Several of these costume pieces, which Cotton is beginning to see as sculptural works in their own right, were shown in an exhibition last spring at the Orlando Museum of Art, and many are currently propped up across the studio space. Amid a cluster of easels and tables, and a smattering of brushes, palettes, and paints, he’s in the process of painting a model wearing a dress made from white Kit Kat Mini fabric with ribbons of button candy as a belt.
Elsewhere, a mannequin sports an Almond Joy wrapper skirt next to a cupcake-covered hat—which was worn by Elle Fanning in a 2013 New York Magazine spread. Another headpiece resembles a tower of macarons in pastel hues. His painting of a woman wearing the hat hangs nearby.
“With macarons, I’ve baked literally thousands of batches,” he tells me. “I’m always tweaking the recipe and trying new things.” He perfected the recipe after a 2013 collaboration with French bakery Ladurée, when one of the Parisian pastry chefs let him in on a recipe secret (it begins with an Italian meringue, rather than a French one). His phone alarm sounds—the cake is ready.
Cotton tests that the cakes are baked through with a skewer, and removes them from the oven; he then places them in the freezer to cool. We return to the mixer to make the buttercream.
He tells me that he first began using sweets as a metaphor for his own experience with substance abuse.

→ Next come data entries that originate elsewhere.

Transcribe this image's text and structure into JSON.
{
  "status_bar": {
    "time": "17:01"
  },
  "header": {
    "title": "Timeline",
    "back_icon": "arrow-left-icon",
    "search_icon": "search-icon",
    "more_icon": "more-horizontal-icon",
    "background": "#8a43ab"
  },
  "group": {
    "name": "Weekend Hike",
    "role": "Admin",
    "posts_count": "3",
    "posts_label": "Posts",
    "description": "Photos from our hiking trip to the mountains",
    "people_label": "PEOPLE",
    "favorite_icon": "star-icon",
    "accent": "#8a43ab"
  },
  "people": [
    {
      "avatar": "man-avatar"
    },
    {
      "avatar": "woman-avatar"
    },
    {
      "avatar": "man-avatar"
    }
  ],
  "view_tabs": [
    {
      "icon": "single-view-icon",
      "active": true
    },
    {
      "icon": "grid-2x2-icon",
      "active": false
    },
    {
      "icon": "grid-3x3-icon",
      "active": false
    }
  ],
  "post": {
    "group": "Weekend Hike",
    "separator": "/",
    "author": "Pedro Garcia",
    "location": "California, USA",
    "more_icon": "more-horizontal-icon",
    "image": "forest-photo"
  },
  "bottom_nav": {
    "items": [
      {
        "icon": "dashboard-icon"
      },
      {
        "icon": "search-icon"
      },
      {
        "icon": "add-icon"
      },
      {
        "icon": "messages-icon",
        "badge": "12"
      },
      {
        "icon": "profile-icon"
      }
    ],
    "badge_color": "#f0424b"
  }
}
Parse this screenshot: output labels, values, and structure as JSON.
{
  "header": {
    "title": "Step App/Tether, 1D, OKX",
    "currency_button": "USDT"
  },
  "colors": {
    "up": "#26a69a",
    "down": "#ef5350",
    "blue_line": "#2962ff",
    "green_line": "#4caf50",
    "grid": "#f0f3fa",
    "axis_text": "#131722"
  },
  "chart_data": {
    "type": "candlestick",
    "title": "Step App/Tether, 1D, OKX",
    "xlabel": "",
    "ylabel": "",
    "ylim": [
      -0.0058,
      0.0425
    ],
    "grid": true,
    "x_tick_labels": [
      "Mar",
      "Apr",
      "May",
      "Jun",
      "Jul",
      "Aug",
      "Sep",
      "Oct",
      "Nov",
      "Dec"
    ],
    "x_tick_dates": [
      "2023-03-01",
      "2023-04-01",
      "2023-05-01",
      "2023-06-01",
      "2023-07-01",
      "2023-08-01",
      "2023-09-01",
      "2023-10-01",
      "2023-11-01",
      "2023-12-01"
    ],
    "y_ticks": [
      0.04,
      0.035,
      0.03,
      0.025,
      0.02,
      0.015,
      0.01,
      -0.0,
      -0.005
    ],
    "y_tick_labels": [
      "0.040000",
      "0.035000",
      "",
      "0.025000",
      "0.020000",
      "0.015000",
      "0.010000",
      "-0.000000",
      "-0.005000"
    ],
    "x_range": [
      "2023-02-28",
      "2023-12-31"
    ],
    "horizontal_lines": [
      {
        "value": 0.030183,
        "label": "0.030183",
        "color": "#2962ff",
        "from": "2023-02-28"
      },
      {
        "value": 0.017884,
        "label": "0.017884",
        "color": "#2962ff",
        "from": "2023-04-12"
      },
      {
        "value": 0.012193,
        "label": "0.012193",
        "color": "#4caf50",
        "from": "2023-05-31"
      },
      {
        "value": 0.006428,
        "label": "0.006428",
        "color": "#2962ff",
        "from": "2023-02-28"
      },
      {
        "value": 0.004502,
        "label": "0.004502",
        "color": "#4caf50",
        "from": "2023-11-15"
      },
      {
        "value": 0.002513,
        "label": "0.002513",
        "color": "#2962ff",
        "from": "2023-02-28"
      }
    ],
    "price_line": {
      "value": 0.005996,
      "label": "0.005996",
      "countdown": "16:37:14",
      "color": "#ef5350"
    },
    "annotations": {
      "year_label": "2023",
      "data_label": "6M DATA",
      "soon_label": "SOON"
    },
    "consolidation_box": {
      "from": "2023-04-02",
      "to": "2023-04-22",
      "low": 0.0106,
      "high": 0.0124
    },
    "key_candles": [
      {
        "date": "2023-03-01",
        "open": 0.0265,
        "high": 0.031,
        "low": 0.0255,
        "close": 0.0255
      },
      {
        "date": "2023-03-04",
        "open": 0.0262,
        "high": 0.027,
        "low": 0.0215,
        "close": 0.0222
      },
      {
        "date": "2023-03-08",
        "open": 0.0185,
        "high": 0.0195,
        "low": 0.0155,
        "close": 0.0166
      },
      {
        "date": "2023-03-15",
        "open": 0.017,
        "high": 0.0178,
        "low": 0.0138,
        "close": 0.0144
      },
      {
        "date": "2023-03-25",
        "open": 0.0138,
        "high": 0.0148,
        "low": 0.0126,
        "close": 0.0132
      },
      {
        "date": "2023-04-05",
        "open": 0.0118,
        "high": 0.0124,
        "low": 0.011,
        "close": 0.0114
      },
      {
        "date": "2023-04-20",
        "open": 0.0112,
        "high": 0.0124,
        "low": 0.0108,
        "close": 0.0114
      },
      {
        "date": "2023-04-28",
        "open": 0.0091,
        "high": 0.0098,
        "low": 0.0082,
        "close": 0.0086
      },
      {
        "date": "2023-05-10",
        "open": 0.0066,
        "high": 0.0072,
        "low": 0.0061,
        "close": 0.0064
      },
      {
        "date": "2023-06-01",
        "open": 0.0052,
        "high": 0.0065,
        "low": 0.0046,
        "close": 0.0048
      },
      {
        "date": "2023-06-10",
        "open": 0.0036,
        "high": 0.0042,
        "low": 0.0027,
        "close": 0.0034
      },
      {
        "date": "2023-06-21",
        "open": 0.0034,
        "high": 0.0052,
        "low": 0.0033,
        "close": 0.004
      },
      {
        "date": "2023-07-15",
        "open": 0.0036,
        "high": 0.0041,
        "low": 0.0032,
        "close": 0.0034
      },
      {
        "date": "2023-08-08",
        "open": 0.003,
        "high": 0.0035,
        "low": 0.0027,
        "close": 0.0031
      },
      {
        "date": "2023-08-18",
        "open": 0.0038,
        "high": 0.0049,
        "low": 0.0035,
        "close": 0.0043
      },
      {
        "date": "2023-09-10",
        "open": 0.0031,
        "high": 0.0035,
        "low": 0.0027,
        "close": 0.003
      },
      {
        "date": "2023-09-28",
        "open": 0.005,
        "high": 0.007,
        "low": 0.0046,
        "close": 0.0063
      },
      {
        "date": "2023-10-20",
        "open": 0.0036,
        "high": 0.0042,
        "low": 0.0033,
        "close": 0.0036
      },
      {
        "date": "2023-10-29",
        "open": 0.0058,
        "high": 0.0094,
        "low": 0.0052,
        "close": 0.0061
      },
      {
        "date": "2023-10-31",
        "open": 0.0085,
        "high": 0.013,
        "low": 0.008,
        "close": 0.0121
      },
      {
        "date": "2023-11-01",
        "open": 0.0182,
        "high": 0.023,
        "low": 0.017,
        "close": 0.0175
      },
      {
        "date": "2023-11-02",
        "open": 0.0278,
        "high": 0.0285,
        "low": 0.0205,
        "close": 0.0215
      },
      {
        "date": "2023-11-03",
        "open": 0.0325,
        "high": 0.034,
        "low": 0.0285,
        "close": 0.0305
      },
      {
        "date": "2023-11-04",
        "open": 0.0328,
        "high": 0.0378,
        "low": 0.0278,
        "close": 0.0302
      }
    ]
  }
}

In the ’90s, he made a series of paintings of advertising icons like the Nestle Quik Bunny, Twinkie the Kid, and Hamburglar. Looking back on the art-historical canon, largely populated by paintings filled with religious and mythological iconography, Cotton sought to develop symbolic archetypes that were relatable.
He saw the Nestle Quik Bunny, always slurping large quantities of chocolate milk with a seeming lack of control, as the ultimate drug addict. “It was a time in my life when I was intentionally living a super-hedonistic life. I’d gotten curious with how far I could push it in terms of pursuing pleasure as my daily pursuit, which wound up meaning a lot of drugs and drinking and going out.”
“I thought, ‘How else can I get at this idea of just painting about desire temptation and indulgence?’” He found a Candyland board game that he played as a child. “It just took me right back, as though it was a place I’d gone to visit.” He began to make his own table-top maquettes inspired by the game, including many gingerbread houses, which he then painted.
He’s been sober since 2002. “I feel enough time has passed that I can talk about it a little bit,” he says. “It really did have a lot to do with how I got into painting sweets as a metaphor.” With time, Cotton’s paintings have become more joyful, and though similar subjects prevail, he’s given them new meaning.
In a certain sense, he’s come full circle with the dresses he’s painting now, which are covered with the logos of sugary consumer products. “It gets back into branding and that cycle of desire in which the advertising industry models itself in such a way as to incite desire within us.”
Finished with the frosting, Cotton fetches the cakes from the freezer and sets them up on a stand, slicing off the tops to make two even cylinders, before swiftly applying the buttercream. I thank him for his time—hours longer than a traditional studio visit—before he sends me home with half a cake. (It was delicious.)
“This is the only thing I would do really, to take that much time away from painting,” Cotton says with a grin: “baking a cake.”